Women in the Wild
You might have the impression that Nature Writing is a genre dominated by men. At least, it’s their names that often spring to mind: Henry David Thoreau, Jack London, Peter Matthiessen, Farley Mowat, Peter Wohlleben… But dig a little deeper and you’ll discover a wealth of extraordinary women who have explored, in person and on paper, the planet’s deserts, forests, rivers, plants and animals.
The latest addition to the genre is Field Notes from an Unintentional Birder (Douglas & McIntyre, 2020), a memoir by Julia Zarankin, an urban birder and member of the Toronto chapter of The Feminist Bird Club, who abandoned a tenure-track position at an American university when, almost against her will, she fell in love with birding. In addition to tales of tracking warblers and cedar waxwings, Zarankin chronicles her upbringing (her parents were Russian-immigrant concert pianists), her career as a scholar of Russian literature, her divorce and a second marriage, all told in a thoughtful, irresistibly humorous and altogether charming manner.
It’s fascinating to take a look at some of Zarankin’s nature-writing forebears, such as Susan Fenimore Cooper, the American author and amateur naturalist whose Rural Hours (1850) was published anonymously (identified only as being “by a lady”) and is said to have inspired Thoreau. (And yes, she was the daughter of James Fenimore Cooper, he of Last of the Mohicans.) There’s Karen Blixen aka Isak Dinesen, the adventurous and unconventional Dane renowned for her memoir Out of Africa (1937), and Rachel Carson, a marine biologist, early conservationist and bestselling author, whose Silent Spring (1962) inspired our modern-day environmental movement.
The classics of contemporary American nature writing include Pilgrim at Tinker Creek (1974), by Annie Dillard, which earned the then 29-year-old housewife a Pulitzer Prize. Leslie Marmon Silko, a Laguna Pueblo Indian storyteller, writes about aspects of nature and botany in works such as Sacred Water, Rain and Gardens in the Dunes, while more recent additions to the genre include two highly acclaimed books by Robin Wall Kimmerer, a member of the Citizen Potawatomi Nation and a professor of Environmental and Forest Biology: Gathering Moss: A Natural and Cultural History of Mosses (2003) and Braiding Sweetgrass: Indigenous Wisdom, Scientific Knowledge, and the Teaching of Plants (2013), which weaves together tales of ancient pecan trees, water lilies, lichens and more, combining the sacred and the scientific.
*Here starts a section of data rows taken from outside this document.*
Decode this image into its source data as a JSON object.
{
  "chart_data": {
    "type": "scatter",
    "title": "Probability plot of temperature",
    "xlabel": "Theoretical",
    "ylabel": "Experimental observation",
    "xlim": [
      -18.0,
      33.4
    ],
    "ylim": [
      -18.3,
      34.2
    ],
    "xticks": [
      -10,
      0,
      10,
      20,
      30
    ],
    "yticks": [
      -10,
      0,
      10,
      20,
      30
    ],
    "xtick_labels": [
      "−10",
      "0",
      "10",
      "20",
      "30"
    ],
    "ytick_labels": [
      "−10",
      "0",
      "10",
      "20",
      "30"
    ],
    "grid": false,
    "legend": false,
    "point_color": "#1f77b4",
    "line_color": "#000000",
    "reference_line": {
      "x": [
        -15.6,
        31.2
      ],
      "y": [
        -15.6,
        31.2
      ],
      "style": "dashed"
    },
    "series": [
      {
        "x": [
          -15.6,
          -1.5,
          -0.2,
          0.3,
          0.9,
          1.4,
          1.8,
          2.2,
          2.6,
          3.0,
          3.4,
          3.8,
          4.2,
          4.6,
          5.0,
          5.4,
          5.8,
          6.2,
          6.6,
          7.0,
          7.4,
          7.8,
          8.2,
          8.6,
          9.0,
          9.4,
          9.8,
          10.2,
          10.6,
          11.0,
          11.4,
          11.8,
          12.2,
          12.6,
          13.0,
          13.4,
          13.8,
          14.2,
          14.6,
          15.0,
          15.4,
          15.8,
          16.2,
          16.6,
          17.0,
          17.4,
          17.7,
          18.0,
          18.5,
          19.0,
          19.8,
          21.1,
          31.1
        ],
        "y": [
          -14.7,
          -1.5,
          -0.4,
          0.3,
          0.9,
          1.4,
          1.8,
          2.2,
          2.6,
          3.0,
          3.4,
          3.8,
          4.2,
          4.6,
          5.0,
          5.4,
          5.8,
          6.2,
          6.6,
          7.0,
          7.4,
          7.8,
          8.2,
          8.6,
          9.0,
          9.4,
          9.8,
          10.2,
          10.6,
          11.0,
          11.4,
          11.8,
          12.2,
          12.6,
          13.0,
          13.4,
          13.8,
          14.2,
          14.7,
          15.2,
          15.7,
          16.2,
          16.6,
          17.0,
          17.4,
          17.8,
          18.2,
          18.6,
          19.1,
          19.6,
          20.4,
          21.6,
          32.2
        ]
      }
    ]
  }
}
Among African American nature writers are Camille T. Dungy, a poet and the editor of Black Nature: Four Centuries of African American Nature Poetry (2009), and Carolyn Finney, who calls herself “storyteller, author, cultural interrogator and accidental environmentalist” and aims to “increase awareness of how privilege shapes who gets to speak to environmental issues and determine policy and action.” Finney’s contribution to American nature writing is titled Black Faces, White Spaces: Reimagining the Relationship of African Americans to the Great Outdoors (2014).
Must-reads for fans of nature writing are titles by the bestselling English writer, illustrator, historian and falconer Helen Macdonald, such as H is for Hawk (2014), about how she coped with her father’s death by caring for a goshawk, and her recent essay collection, Vesper Flights (2020), in which she tackles topics such as ostrich farming, mushroom hunting and migraines, all the while offering hope and comfort for our particularly challenging times.
Returning to Canada, we encounter Diana Beresford-Kroeger, botanist, biochemist and author, who writes passionately about our forests in works such as The Global Forest: Forty Ways Trees Can Save Us (Viking Penguin, 2010); Sharon Butala, who has devoted several books, including The Perfection of the Morning: An Apprenticeship in Nature (HarperCollins, 1994), to describing her beloved Saskatchewan; and Charlotte Gill, the author of Eating Dirt: Deep Forests, Big Timber and Life with the Tree-Planting Tribe (Greystone Books, 2012), a memoir about the 20 years she spent as a tree planter, which, to quote Canadian Geographic magazine “takes readers into a world of extreme beauty, devastation, adventure and boredom.”
Indeed, the newcomer, birder Julia Zarankin, finds herself in very esteemed company.